Saturday, 30 March 2013

The grass was greener

It is insightful, to note that the amount of generated this year will be equivalent to the amount of data generated over the last two years which was equivalent to the amount of data generated over the last ten. Big data, therefore, now follows an almost exponential curve, and will continue to do so for the next couple of years at least.

The question that I would put to you(not that you'd be interested much) is where would it stop? And lets take the Wikipedia as an example. Yes, articles measuring the size of Wikipedia abound, and indeed, if the whole of the pedia were to be printed and put in a library(and yes, no one would do this), it would not only occupy the whole library but probably spill out onto the streets as well.  The key thing here is to remember that it's not the growth in absolute terms that's important, but the rate of growth, and if you'd look at the nicely shaped graph alongside, you would know that the rate of growth has decreased over the past few years. Yes you could differentiate the damn thing over x, take tangents and do a belly rub on your snoring Persian cat. But the truth of the matter is, there's only so much knowledge that we can encompass. And only so much knowledge that we would be able to convert into data.

So, is the amount of user generated content going to dwindle in the next couple of years. Yes, and no. Now while the explosion is probably soon going to be behind us, it is the amount of storage space which is going to increase. And as it does, it is going to become cheaper and easier to access that storage. You see, once the storage space increases(nanotech, newer ways to store data, removal of limitations regarding magnetic devices) it would be a catalyst to greater file size. The same amount of information would then be packed into a much larger area, and thus while the amount of user generated content might hold steady for the next few years after the boom, the size of the same would surely go on increasing. And increasing. And yes, some more.

What this means is that we should see the golden age of the hardware and networking giants soon, as well as the user generated content aggregation apps of this world. If I had the money, I'd probably open up a huge datacenter somewhere in a country like ours, mostly a deserted location with plenty of electricity available. And then charge people by the hour to use it.
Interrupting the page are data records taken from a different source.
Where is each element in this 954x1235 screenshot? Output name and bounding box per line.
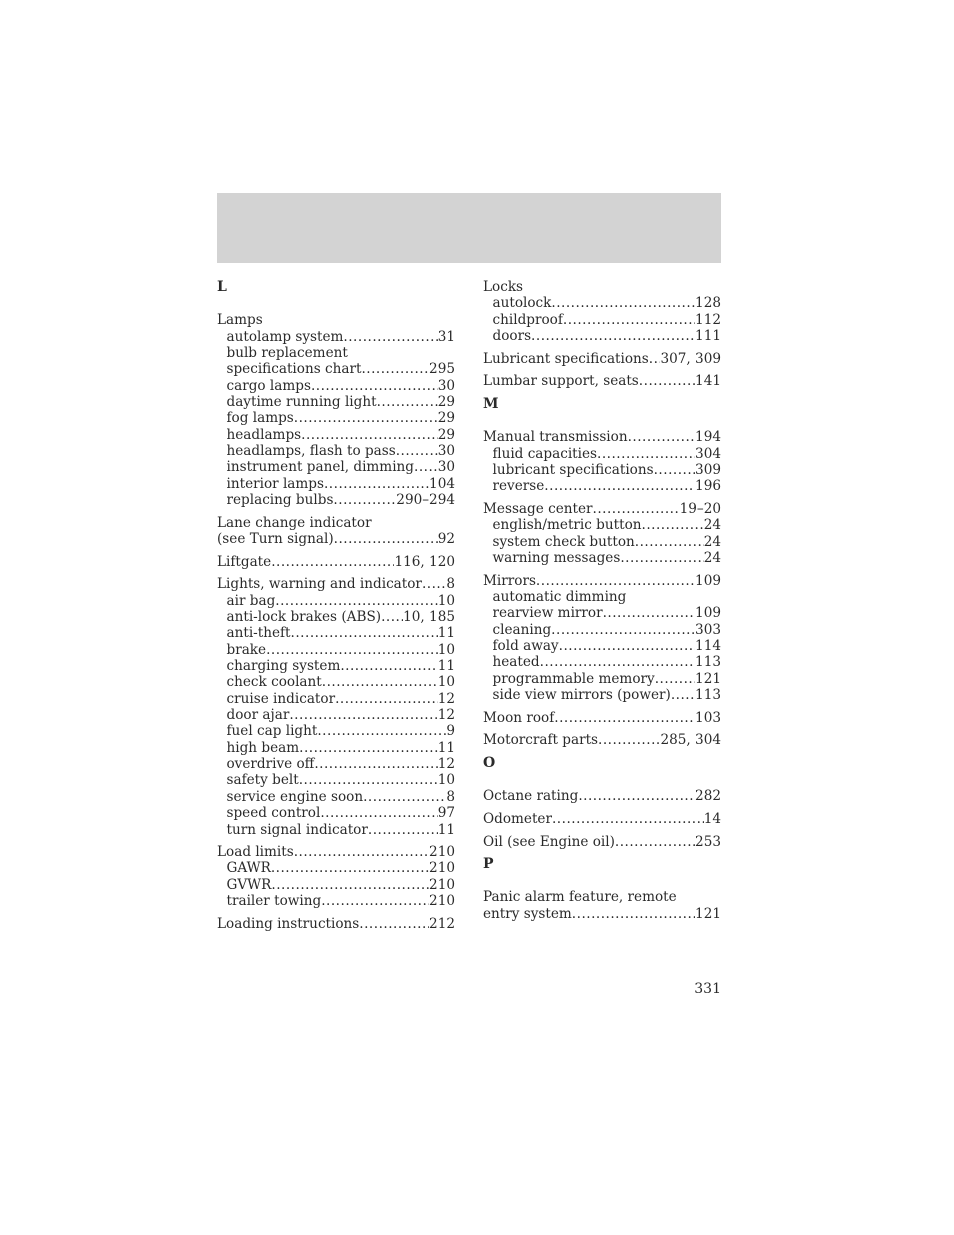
entry-page-ref: 19–20 <box>679 500 721 517</box>
dot-leader <box>321 893 429 909</box>
entry-label: rearview mirror <box>492 605 603 622</box>
index-entry <box>217 576 455 838</box>
index-heading <box>217 554 455 570</box>
index-entry <box>483 811 721 827</box>
entry-label: doors <box>492 328 532 345</box>
index-subentry <box>217 459 455 475</box>
entry-label: Lane change indicator <box>217 514 372 531</box>
dot-leader <box>598 732 660 748</box>
dot-leader <box>597 446 695 462</box>
entry-page-ref: 112 <box>695 311 721 328</box>
entry-label: warning messages <box>492 549 621 566</box>
entry-label: autolamp system <box>226 328 344 345</box>
dot-leader <box>540 654 695 670</box>
entry-page-ref: 309 <box>695 461 721 478</box>
dot-leader <box>299 772 438 788</box>
dot-leader <box>615 834 695 850</box>
index-subentry <box>217 378 455 394</box>
index-subentry <box>217 707 455 723</box>
dot-leader <box>271 877 429 893</box>
dot-leader <box>334 531 438 547</box>
index-entry <box>483 889 721 922</box>
dot-leader <box>554 710 695 726</box>
entry-label: air bag <box>226 592 276 609</box>
index-subentry <box>217 822 455 838</box>
dot-leader <box>377 394 438 410</box>
entry-page-ref: 210 <box>429 876 455 893</box>
index-subentry <box>217 593 455 609</box>
entry-page-ref: 128 <box>695 295 721 312</box>
dot-leader <box>578 788 695 804</box>
dot-leader <box>654 462 695 478</box>
entry-label: fluid capacities <box>492 445 598 462</box>
index-subentry <box>483 550 721 566</box>
entry-label: entry system <box>483 905 572 922</box>
entry-label: reverse <box>492 478 545 495</box>
dot-leader <box>294 410 438 426</box>
section-letter: L <box>217 279 227 295</box>
dot-leader <box>361 361 429 377</box>
dot-leader <box>271 554 394 570</box>
entry-page-ref: 253 <box>695 833 721 850</box>
dot-leader <box>299 740 438 756</box>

Strangely enough, it wouldn't be of much use to me very soon, as all of the storage devices we currently use would be obsoleted in a couple of years anyhow. The easy thing is prediction and the tough part is the ability to act on that prediction.

So its probably not the datacenters you should bet on, but the people providing the infrastructure for that data center. Technology keeps changing, but the demand for storage can only keep rising. The grass will always be greener on the other side of the great technology divide.